More than 30 times in the last seven months, Bush has used variations on a theme to describe the U.S. as vulnerable. For example, speaking to a conference of religious broadcasters in Nashville on Feb. 10, he said that before 9/11, “we thought oceans would protect us forever.”
The same day, at an informal press conference, Bush said: “The world changed on Sept. 11…. In our country, it used to be that oceans could protect us — at least we thought so.” Meeting with small-business owners in Georgia on Feb. 20, he invoked the oceans again.
But since Pearl Harbor, the oceans have not served as a buffer. And the intercontinental ballistic missiles of the Soviet Union kept the U.S. in a bull’s-eye for 40 years, notwithstanding our vaunted seas.

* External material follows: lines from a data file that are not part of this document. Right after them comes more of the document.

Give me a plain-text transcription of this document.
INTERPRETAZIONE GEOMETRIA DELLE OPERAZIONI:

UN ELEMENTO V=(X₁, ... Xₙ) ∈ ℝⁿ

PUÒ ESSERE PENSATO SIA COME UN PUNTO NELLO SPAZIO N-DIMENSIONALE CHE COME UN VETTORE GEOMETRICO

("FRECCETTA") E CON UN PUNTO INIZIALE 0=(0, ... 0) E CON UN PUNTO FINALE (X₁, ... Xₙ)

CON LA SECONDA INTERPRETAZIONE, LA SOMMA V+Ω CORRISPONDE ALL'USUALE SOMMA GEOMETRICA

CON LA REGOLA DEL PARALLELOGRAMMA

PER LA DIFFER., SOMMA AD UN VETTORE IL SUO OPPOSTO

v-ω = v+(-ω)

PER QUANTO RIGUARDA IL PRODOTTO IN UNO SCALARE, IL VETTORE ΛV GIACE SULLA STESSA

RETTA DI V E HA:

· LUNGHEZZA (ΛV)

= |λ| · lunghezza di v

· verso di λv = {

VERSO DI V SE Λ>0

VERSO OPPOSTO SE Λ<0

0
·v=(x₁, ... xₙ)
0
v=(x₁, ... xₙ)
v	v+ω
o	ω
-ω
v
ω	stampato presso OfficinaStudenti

Why does Bush insist on such rhetoric? “This notion of unprecedented vulnerability is absolutely crucial to the Bush team’s anti-constitutional program,” says Mark Crispin Miller, author of “The Bush Dyslexicon.” “What that statement really means is, ‘We were safe, now we’re in danger, and the danger is so severe that you must give me all possible power. What the oceans once did, now only I can do.’ “
In another example, Bush called Iraq a “mounting threat” in his State of the Union speech. In Georgia, he called it a “growing danger.” On Wednesday, he called it a “direct and growing threat.” How can Iraq be a “mounting” or “growing” threat when British and American planes have intensified their bombing raids on Iraqi military facilities, when U.N. inspectors are now going anywhere they want anytime they want, and when U.S. spy satellites can survey every inch of Iraqi territory?
One final example: Twice in his State of the Union speech and again Wednesday, Bush used the words, “if war is forced upon us.” No one is forcing war on the U.S. or on the administration. Quite the contrary: Bush has been forcing the war issue for months now. For him to claim otherwise is to shirk responsibility for the grave consequences his war may have.